Une minute plus tard, le commerçant revint avec un étui noir et fin. Il le posa sur le comptoir et l'ouvrit, révélant trois parchemins scellés brillant d'une faible lumière dorée.
« Trois contrats de Serment de Mana, comme demandé, jeune maître. »
Je pris l'étui et le glissai dans ma poche du vide. L'objet disparut dans l'espace replié, stocké en toute sécurité. Je fis demi-tour sans un mot de plus.
Lorsque je poussai la lourde porte en fer, l'air froid de la nuit me saisit.
Je sortis et levai les yeux. Malva était toujours là. Elle n'avait pas bougé, ses yeux sombres me suivant dès que mes bottes touchèrent le sol. Son visage avait repris son masque habituel, mais la tension dans ses épaules s'était relâchée.
« Allons-y », dis-je avec désinvolture, en remettant mes mains dans mes poches comme si la discussion d'il y a cinq minutes n'avait jamais eu lieu. « Les autres sont probablement déjà assommés de sommeil. »
Malva ne dit rien.
Elle se mit simplement à marcher un demi-pas derrière moi, ses mouvements silencieux alors que nous retournions vers la route principale. Nous marchions en rythme, les bâtiments en pierre blanche de l'Académie apparaissant enfin, vides sous le ciel nocturne profond.
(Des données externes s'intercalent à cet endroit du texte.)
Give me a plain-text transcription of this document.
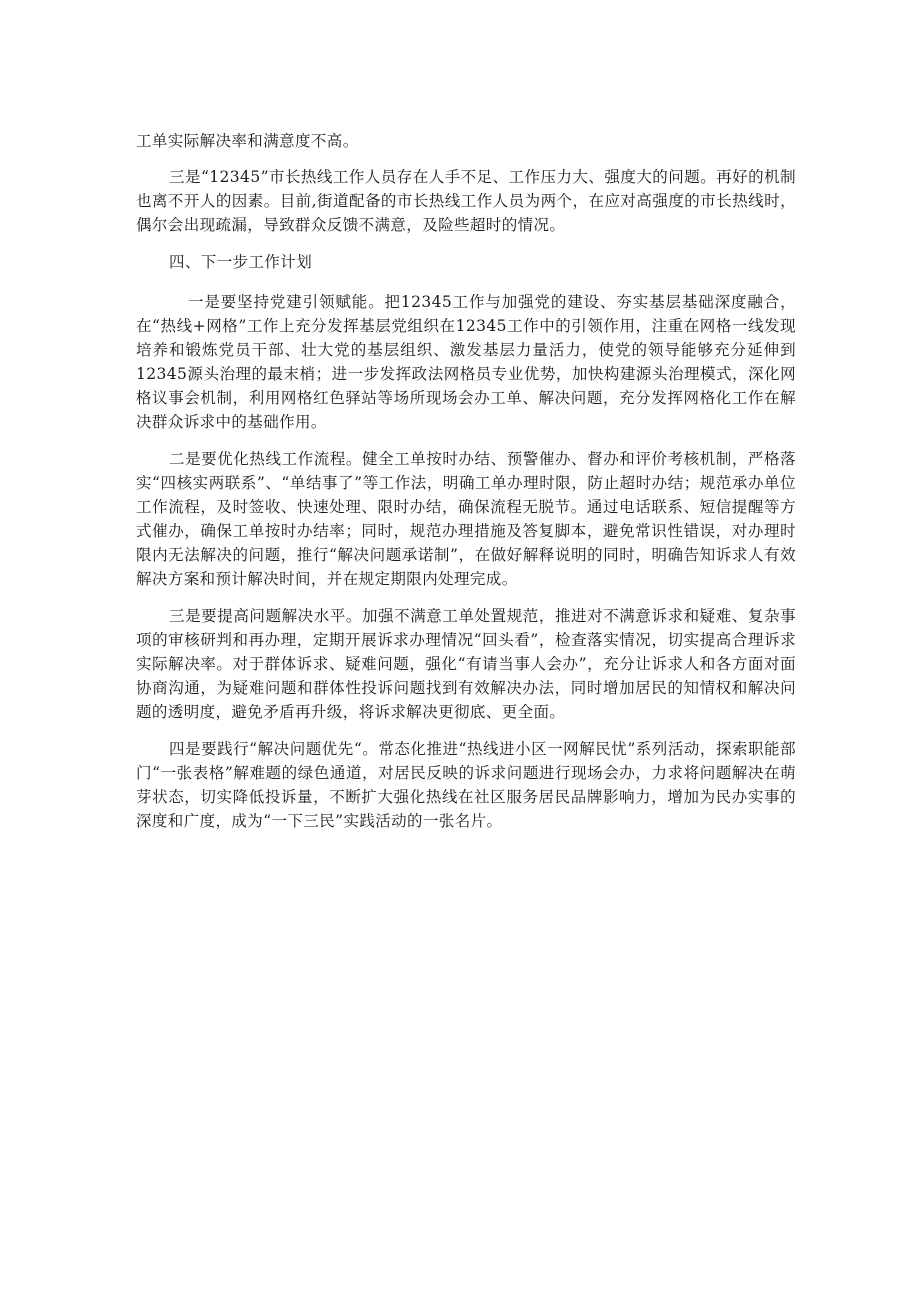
工单实际解决率和满意度不高。

三是“12345”市长热线工作人员存在人手不足、工作压力大、强度大的问题。再好的机制也离不开人的因素。目前,街道配备的市长热线工作人员为两个，在应对高强度的市长热线时，偶尔会出现疏漏，导致群众反馈不满意，及险些超时的情况。

四、下一步工作计划

一是要坚持党建引领赋能。把12345工作与加强党的建设、夯实基层基础深度融合，在“热线+网格”工作上充分发挥基层党组织在12345工作中的引领作用，注重在网格一线发现培养和锻炼党员干部、壮大党的基层组织、激发基层力量活力，使党的领导能够充分延伸到12345源头治理的最末梢；进一步发挥政法网格员专业优势，加快构建源头治理模式，深化网格议事会机制，利用网格红色驿站等场所现场会办工单、解决问题，充分发挥网格化工作在解决群众诉求中的基础作用。

二是要优化热线工作流程。健全工单按时办结、预警催办、督办和评价考核机制，严格落实“四核实两联系”、“单结事了”等工作法，明确工单办理时限，防止超时办结；规范承办单位工作流程，及时签收、快速处理、限时办结，确保流程无脱节。通过电话联系、短信提醒等方式催办，确保工单按时办结率；同时，规范办理措施及答复脚本，避免常识性错误，对办理时限内无法解决的问题，推行“解决问题承诺制”，在做好解释说明的同时，明确告知诉求人有效解决方案和预计解决时间，并在规定期限内处理完成。

三是要提高问题解决水平。加强不满意工单处置规范，推进对不满意诉求和疑难、复杂事项的审核研判和再办理，定期开展诉求办理情况“回头看”，检查落实情况，切实提高合理诉求实际解决率。对于群体诉求、疑难问题，强化“有请当事人会办”，充分让诉求人和各方面对面协商沟通，为疑难问题和群体性投诉问题找到有效解决办法，同时增加居民的知情权和解决问题的透明度，避免矛盾再升级，将诉求解决更彻底、更全面。

四是要践行“解决问题优先“。常态化推进“热线进小区一网解民忧”系列活动，探索职能部门“一张表格”解难题的绿色通道，对居民反映的诉求问题进行现场会办，力求将问题解决在萌芽状态，切实降低投诉量，不断扩大强化热线在社区服务居民品牌影响力，增加为民办实事的深度和广度，成为“一下三民”实践活动的一张名片。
Arrivés au carrefour entre les dortoirs des garçons et ceux des filles, Malva s'arrêta. Elle se tourna vers moi, me gratifiant d'un léger signe de tête qui portait plus de poids qu'auparavant. « Merci, Leo. Pour tout. »
« Va juste dormir », répondis-je en agitant la main par-dessus mon épaule tout en m'éloignant.
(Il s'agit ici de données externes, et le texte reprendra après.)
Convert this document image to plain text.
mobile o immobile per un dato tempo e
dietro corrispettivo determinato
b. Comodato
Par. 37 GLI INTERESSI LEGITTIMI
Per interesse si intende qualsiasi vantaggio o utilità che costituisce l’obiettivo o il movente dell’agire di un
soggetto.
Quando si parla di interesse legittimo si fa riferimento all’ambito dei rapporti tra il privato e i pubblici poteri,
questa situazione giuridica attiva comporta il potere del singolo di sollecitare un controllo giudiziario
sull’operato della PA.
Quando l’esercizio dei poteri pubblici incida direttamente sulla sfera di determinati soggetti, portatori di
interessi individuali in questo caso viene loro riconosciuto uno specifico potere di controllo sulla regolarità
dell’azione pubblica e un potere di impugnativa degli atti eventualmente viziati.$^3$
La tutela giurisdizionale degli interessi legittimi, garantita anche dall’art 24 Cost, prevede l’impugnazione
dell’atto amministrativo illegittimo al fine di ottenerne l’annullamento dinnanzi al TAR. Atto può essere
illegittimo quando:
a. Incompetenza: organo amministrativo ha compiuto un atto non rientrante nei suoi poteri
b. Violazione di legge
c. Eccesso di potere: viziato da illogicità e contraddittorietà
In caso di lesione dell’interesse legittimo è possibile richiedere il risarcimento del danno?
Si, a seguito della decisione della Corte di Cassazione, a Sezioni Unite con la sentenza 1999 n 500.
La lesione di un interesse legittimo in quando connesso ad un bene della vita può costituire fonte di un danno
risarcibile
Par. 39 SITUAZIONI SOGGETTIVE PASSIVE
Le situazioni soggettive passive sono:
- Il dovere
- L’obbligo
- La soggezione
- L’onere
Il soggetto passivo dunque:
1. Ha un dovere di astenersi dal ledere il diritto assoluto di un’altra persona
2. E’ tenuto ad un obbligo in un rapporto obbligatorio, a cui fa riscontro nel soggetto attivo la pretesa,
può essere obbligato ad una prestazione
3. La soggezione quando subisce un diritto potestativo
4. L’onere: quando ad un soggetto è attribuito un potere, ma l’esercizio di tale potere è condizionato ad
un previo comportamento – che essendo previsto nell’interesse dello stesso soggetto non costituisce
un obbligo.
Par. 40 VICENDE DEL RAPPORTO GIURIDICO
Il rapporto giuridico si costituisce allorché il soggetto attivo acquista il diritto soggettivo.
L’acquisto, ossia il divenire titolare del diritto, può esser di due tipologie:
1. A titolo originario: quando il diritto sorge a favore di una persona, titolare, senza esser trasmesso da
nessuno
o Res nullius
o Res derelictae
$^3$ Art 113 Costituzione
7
Elle ne dit pas un mot de plus, se tournant pour se glisser dans les ombres en direction de son bâtiment, disparaissant comme un fantôme.
Je poussai un long soupir de fatigue, me frottant la nuque en atteignant enfin la porte de mon propre dortoir. Tout ce que je voulais, c'était m'effondrer sur mon lit et dormir jusqu'à midi.
...ou du moins, c'est ce que je pensais.
BZZZZ
Une secousse soudaine et violente fit vibrer mon poignet. La montre à lien de mana à mon poignet bourdonnait furieusement, une lumière vive clignotant contre le verre sombre.
Je fixai la lumière, mon visage s'assombrissant alors que ma nuit paisible volait en éclats.
« C'est qui, bordel ? » marmonnai-je.